Reports say Defence Minister Stephen Smith and US ambassador Jeffrey Bleich exchanged diplomatic notes in Canberra to formally bring the Australia-US Defence Trade Treaty into force.
The Treaty reflects the two countries’ commitment to strengthening the alliance in the field of Defence capability and technology.
US Secretary of State John Kerry says the Treaty enables American and Australian troops to get the best technology in the fastest way possible.
“It will expand our reach and help defend our interests around the world.” – Secretary Kerry
He says the creation of an approved community of users makes it easier for two defense industries to collaborate in developing and fielding new technologies.
He underlines that Australia is already a significant defense trade partner of the United States and one of its closest allies. Secretary Kerry says this treaty deepens both countries relationship even further.
Alliance stronger than ever
Sharing common values when it comes to democracy and human rights, the United States of America and Australia have reaffirmed commitment to strenghten their bilateral relations in the 21st century.
US-Australian relationship is more united, collaborative, and strong.
US could not have had a better friend then; it couldn’t have a better friend today if Australia does not exist.
US says one of the reasons that their relationship is so strong is that Australia is a vital partner in the United States efforts, begun by President Obama several years ago, to strengthen our reengagement in the Asia Pacific region.
US and Australia colloborate on world issues
Both countries are dealing with a wide range of issues, from promoting maritime security to supporting democratic development, and also supporting the development of human rights in places such as Burma, the Pacific Islands, and empowering regional institutions, like ASEAN, APEC, and the East Asia Summit.

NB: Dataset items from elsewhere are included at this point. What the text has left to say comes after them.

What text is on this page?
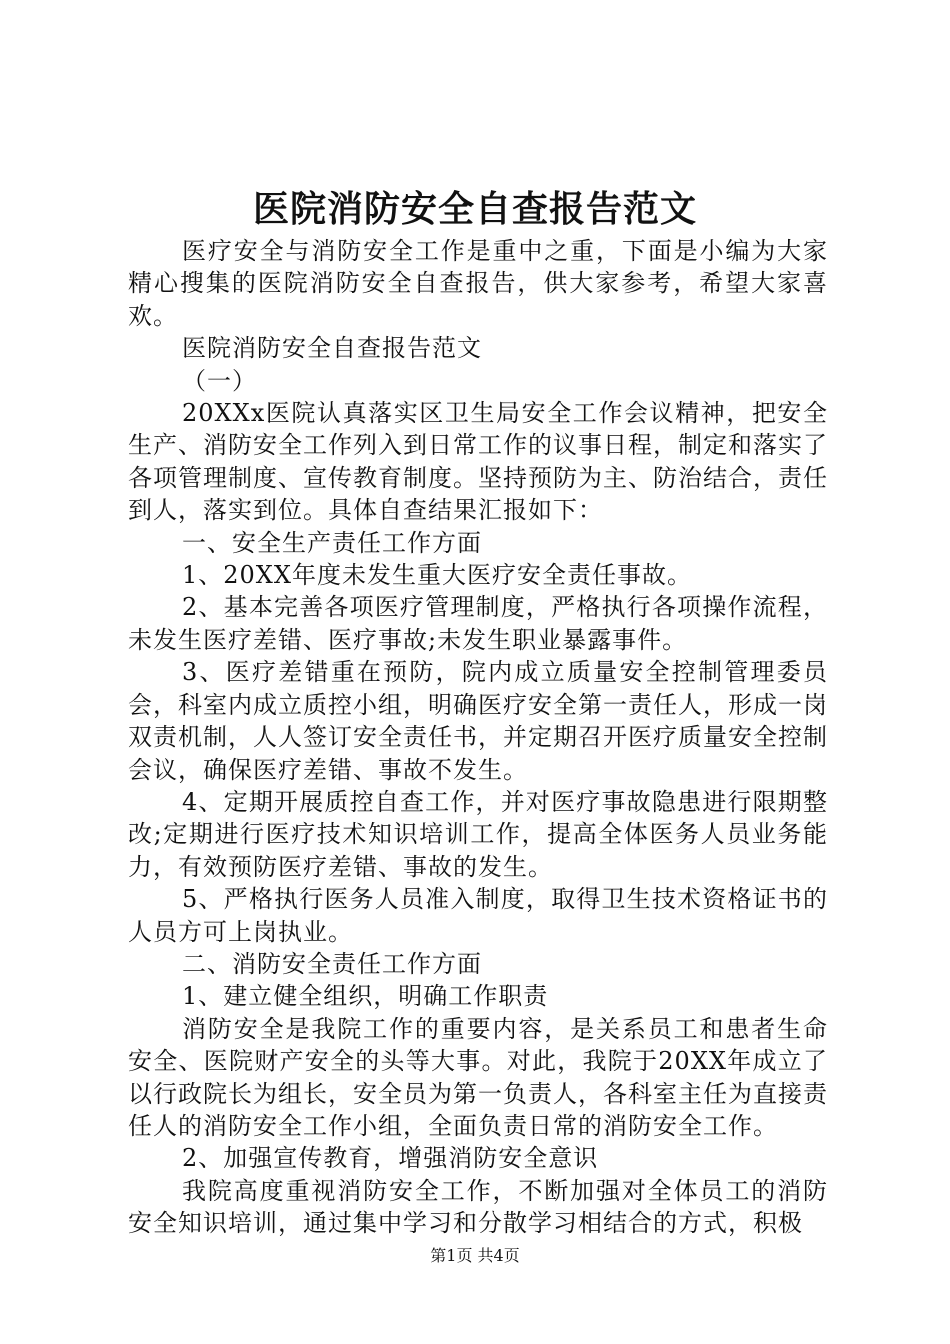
医院消防安全自查报告范文

医疗安全与消防安全工作是重中之重，下面是小编为大家精心搜集的医院消防安全自查报告，供大家参考，希望大家喜欢。

医院消防安全自查报告范文

（一）

20XXx医院认真落实区卫生局安全工作会议精神，把安全生产、消防安全工作列入到日常工作的议事日程，制定和落实了各项管理制度、宣传教育制度。坚持预防为主、防治结合，责任到人，落实到位。具体自查结果汇报如下：

一、安全生产责任工作方面

1、20XX年度未发生重大医疗安全责任事故。

2、基本完善各项医疗管理制度，严格执行各项操作流程，未发生医疗差错、医疗事故;未发生职业暴露事件。

3、医疗差错重在预防，院内成立质量安全控制管理委员会，科室内成立质控小组，明确医疗安全第一责任人，形成一岗双责机制，人人签订安全责任书，并定期召开医疗质量安全控制会议，确保医疗差错、事故不发生。

4、定期开展质控自查工作，并对医疗事故隐患进行限期整改;定期进行医疗技术知识培训工作，提高全体医务人员业务能力，有效预防医疗差错、事故的发生。

5、严格执行医务人员准入制度，取得卫生技术资格证书的人员方可上岗执业。

二、消防安全责任工作方面

1、建立健全组织，明确工作职责

消防安全是我院工作的重要内容，是关系员工和患者生命安全、医院财产安全的头等大事。对此，我院于20XX年成立了以行政院长为组长，安全员为第一负责人，各科室主任为直接责任人的消防安全工作小组，全面负责日常的消防安全工作。

2、加强宣传教育，增强消防安全意识

我院高度重视消防安全工作，不断加强对全体员工的消防安全知识培训，通过集中学习和分散学习相结合的方式，积极

第1页 共4页
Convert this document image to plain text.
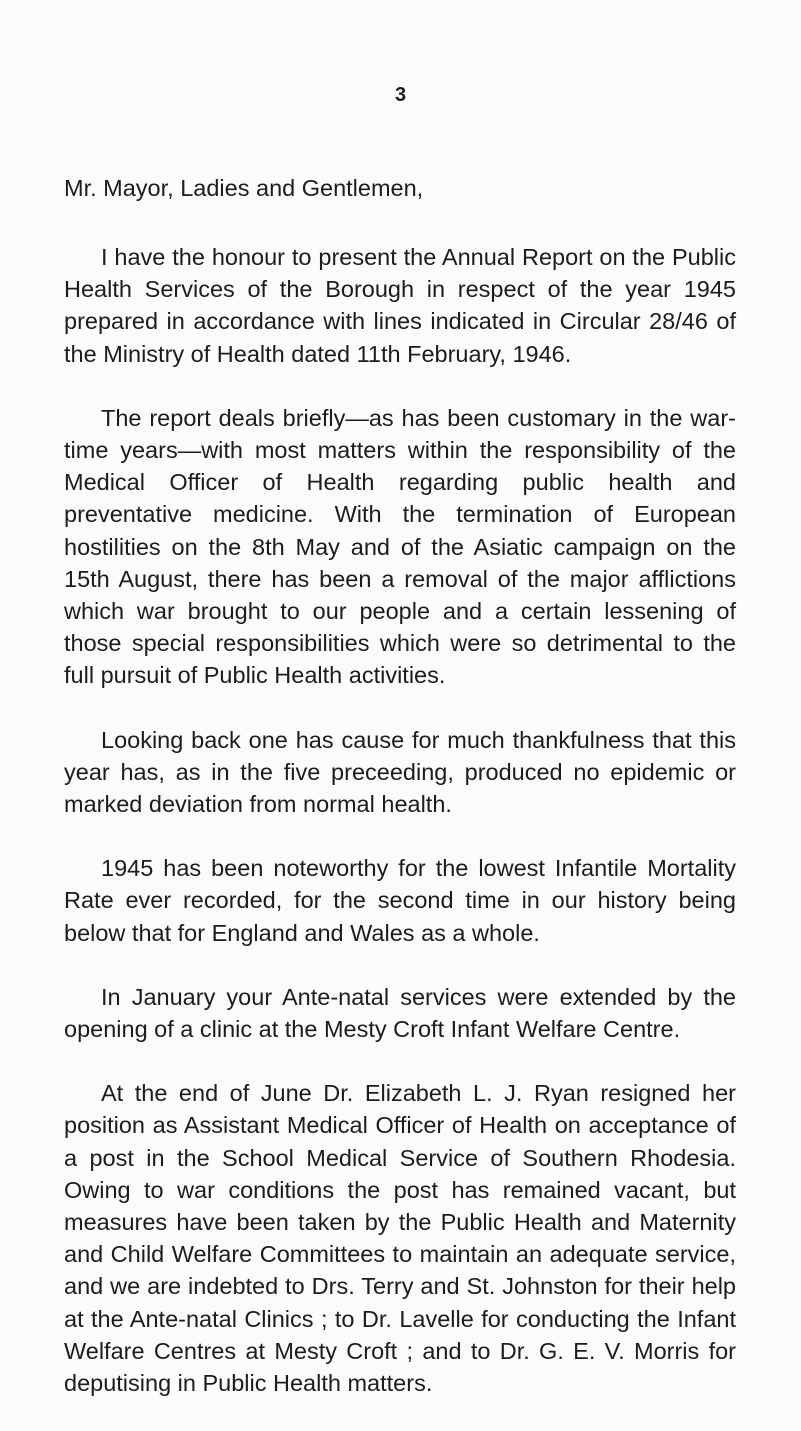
3

Mr. Mayor, Ladies and Gentlemen,

I have the honour to present the Annual Report on the Public Health Services of the Borough in respect of the year 1945 prepared in accordance with lines indicated in Circular 28/46 of the Ministry of Health dated 11th February, 1946.

The report deals briefly—as has been customary in the war-time years—with most matters within the responsibility of the Medical Officer of Health regarding public health and preventative medicine. With the termination of European hostilities on the 8th May and of the Asiatic campaign on the 15th August, there has been a removal of the major afflictions which war brought to our people and a certain lessening of those special responsibilities which were so detrimental to the full pursuit of Public Health activities.

Looking back one has cause for much thankfulness that this year has, as in the five preceeding, produced no epidemic or marked deviation from normal health.

1945 has been noteworthy for the lowest Infantile Mortality Rate ever recorded, for the second time in our history being below that for England and Wales as a whole.

In January your Ante-natal services were extended by the opening of a clinic at the Mesty Croft Infant Welfare Centre.

At the end of June Dr. Elizabeth L. J. Ryan resigned her position as Assistant Medical Officer of Health on acceptance of a post in the School Medical Service of Southern Rhodesia. Owing to war conditions the post has remained vacant, but measures have been taken by the Public Health and Maternity and Child Welfare Committees to maintain an adequate service, and we are indebted to Drs. Terry and St. Johnston for their help at the Ante-natal Clinics ; to Dr. Lavelle for conducting the Infant Welfare Centres at Mesty Croft ; and to Dr. G. E. V. Morris for deputising in Public Health matters.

Both countries also have discussed the implementation of their force posture with Australia, and with this effort, American Marines are operating with their Australian counterparts to enhance regional security and to build capacity to be able to respond to natural disasters and crises.
US is appreciative that Australia is now serving on the UN Security Council.

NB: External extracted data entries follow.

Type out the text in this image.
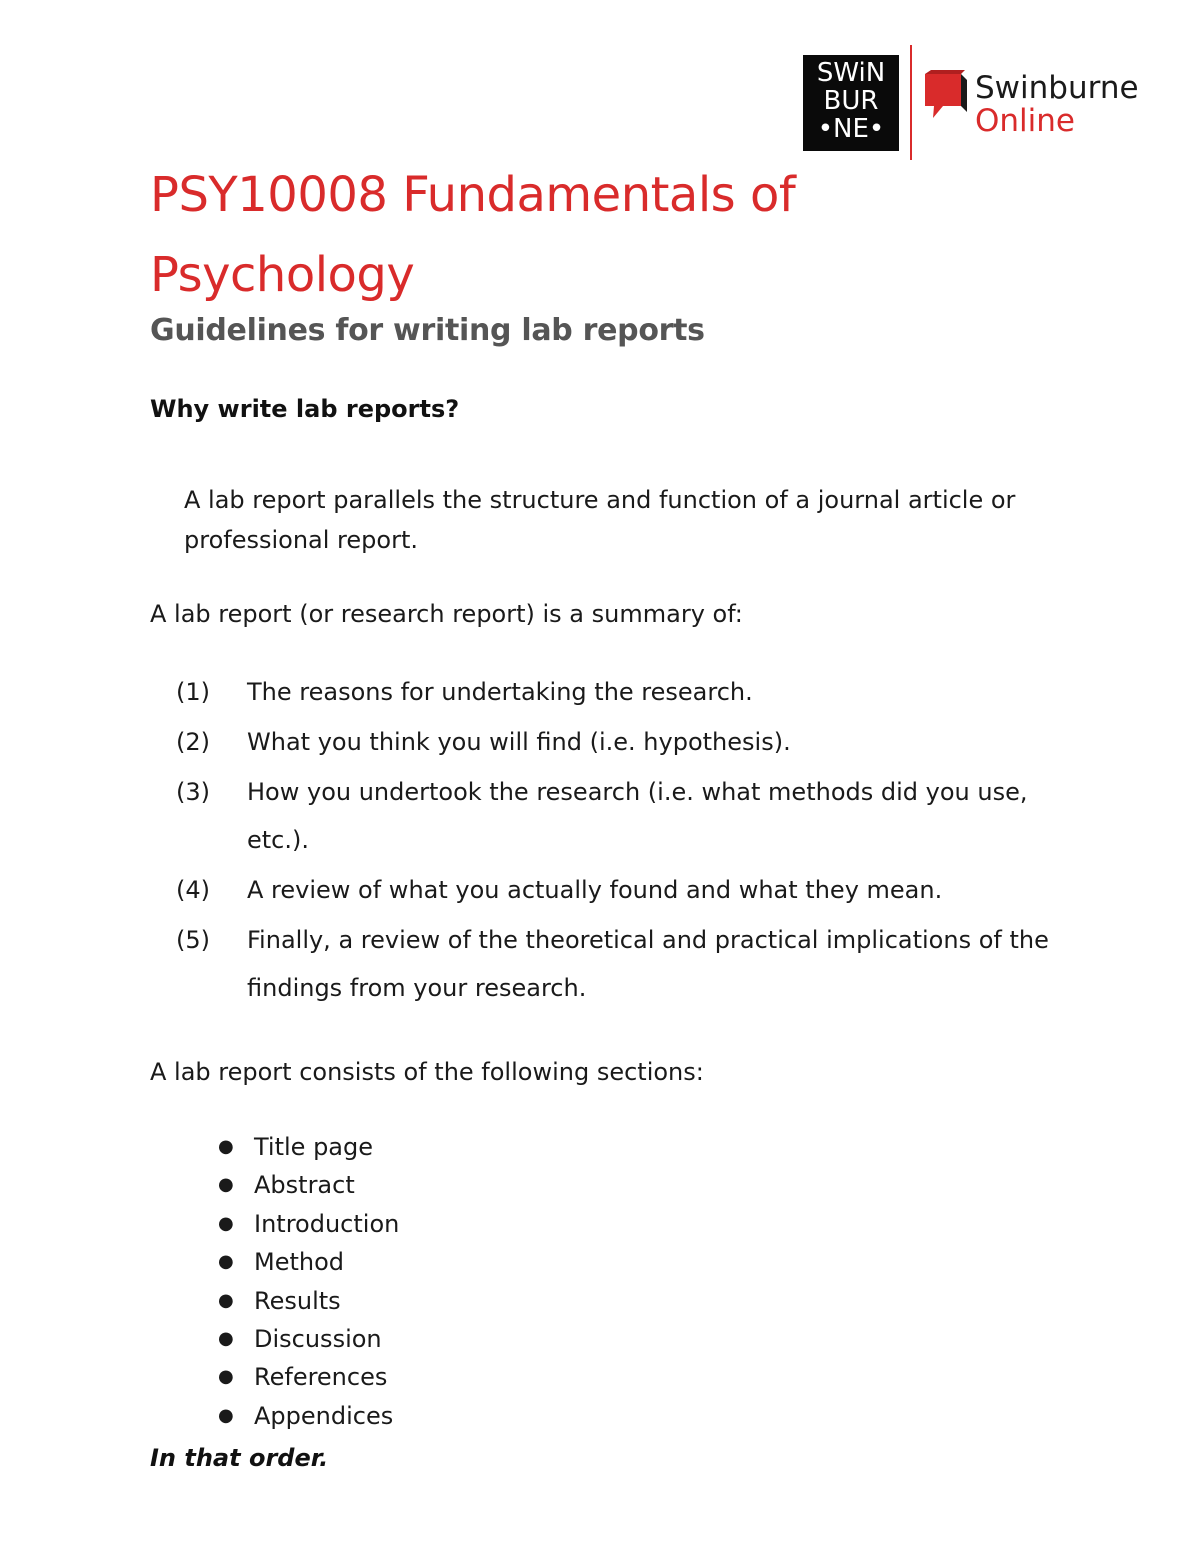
SWiN
BUR
•NE•
Swinburne
Online
PSY10008 Fundamentals of Psychology
Guidelines for writing lab reports
Why write lab reports?

A lab report parallels the structure and function of a journal article or professional report.

A lab report (or research report) is a summary of:

(1)	The reasons for undertaking the research.
(2)	What you think you will find (i.e. hypothesis).
(3)	How you undertook the research (i.e. what methods did you use, etc.).
(4)	A review of what you actually found and what they mean.
(5)	Finally, a review of the theoretical and practical implications of the findings from your research.

A lab report consists of the following sections:

● Title page
● Abstract
● Introduction
● Method
● Results
● Discussion
● References
● Appendices

In that order.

The US believes that their membership on the council will allow for an even closer working relationship, and particularly for collaboration on pressing global issues, including Syria, the Middle East peace process, and North Korea particularly.

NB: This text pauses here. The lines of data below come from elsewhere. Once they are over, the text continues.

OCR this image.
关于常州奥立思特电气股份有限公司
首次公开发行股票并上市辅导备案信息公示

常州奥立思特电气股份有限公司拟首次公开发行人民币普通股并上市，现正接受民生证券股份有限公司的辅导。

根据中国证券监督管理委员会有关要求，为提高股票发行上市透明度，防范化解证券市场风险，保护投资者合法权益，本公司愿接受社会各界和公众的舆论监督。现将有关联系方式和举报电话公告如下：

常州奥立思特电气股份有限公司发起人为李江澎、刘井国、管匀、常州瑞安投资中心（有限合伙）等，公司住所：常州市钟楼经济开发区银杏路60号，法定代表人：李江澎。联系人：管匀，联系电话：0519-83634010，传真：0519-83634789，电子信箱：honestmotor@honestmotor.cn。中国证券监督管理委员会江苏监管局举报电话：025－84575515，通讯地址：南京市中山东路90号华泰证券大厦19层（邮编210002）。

Both countries are working very, very closely with their Australian allies and others in order to assure a smooth economic and security transition that honors what the two nations have been committed to all along, and that is a free and a sovereign Afghanistan.
Flourishing bilateral trade and investment for both countries
According to Secretary Kerry, both agree on the need to break down barriers between trade and to promote much greater commerce across the region, lifting the standards, the rules, the economic rules of the road.
Both countries are working very closely on the Trans-Pacific Partnership, and that will create a great deal more economic trade opportunity throughout the region.
Both countries also are implementing their Defense Trade Cooperation Treaty, and that will keep both countries safer with new and innovative defense technologies.
US and Australia enjoy a strong bilateral economic relations
U.S. Exports to Australia: Of the 2.1 million containers that go through the Port of Melbourne every year, 96,000 containers come from the U.S. (1 in every 12). Since the U.S.-Australia FTA went into effect, there have been $4.3 billion in exports to Australia from General Electric (approx. $860 million per year). Caterpillar exports to Australia in 2009 totaled $776 million. Harley Davidson’s annual export volumes to Australia include $180 million worth of motorcycles and $45 million worth of parts and accessories.
The United States and Australia enjoy a strong bilateral economic relationship that enhances job creation, wealth and innovation in both countries. From January 1, 2005, when the U.S.-Australia Free Trade Agreement (FTA) entered into force, through 2009, U.S. merchandise exports to Australia increased 40.4%. The United States had an $11.5 billion goods trade surplus with Australia in 2009. In the first quarter of 2010, U.S. exports to Australia totaled $5.1 billion, a 6.3% increase over the same period in 2009. This strong economic relationship exemplifies the benefits of free trade and open investment for U.S. workers and businesses. The U.S.-Australia FTA guarantees U.S. access to the Australian market. More than 99 percent of U.S. exports of manufactured goods now enter duty-free.
US and Australia working together on energy security
According to Secretary Kerry, both share a hope and an expectation that they will increase the energy security dialogue between the United States and Australia, and that’s an opportunity for stakeholders in both countries to come together and explore new ideas for clean energy, renewable energy production, for modernization of energy infrastructures, and efforts to combat climate change.
The United States and Australia are key allies with a history of shared political interests and a future of increased cooperation on trade, technology, and transnational issues.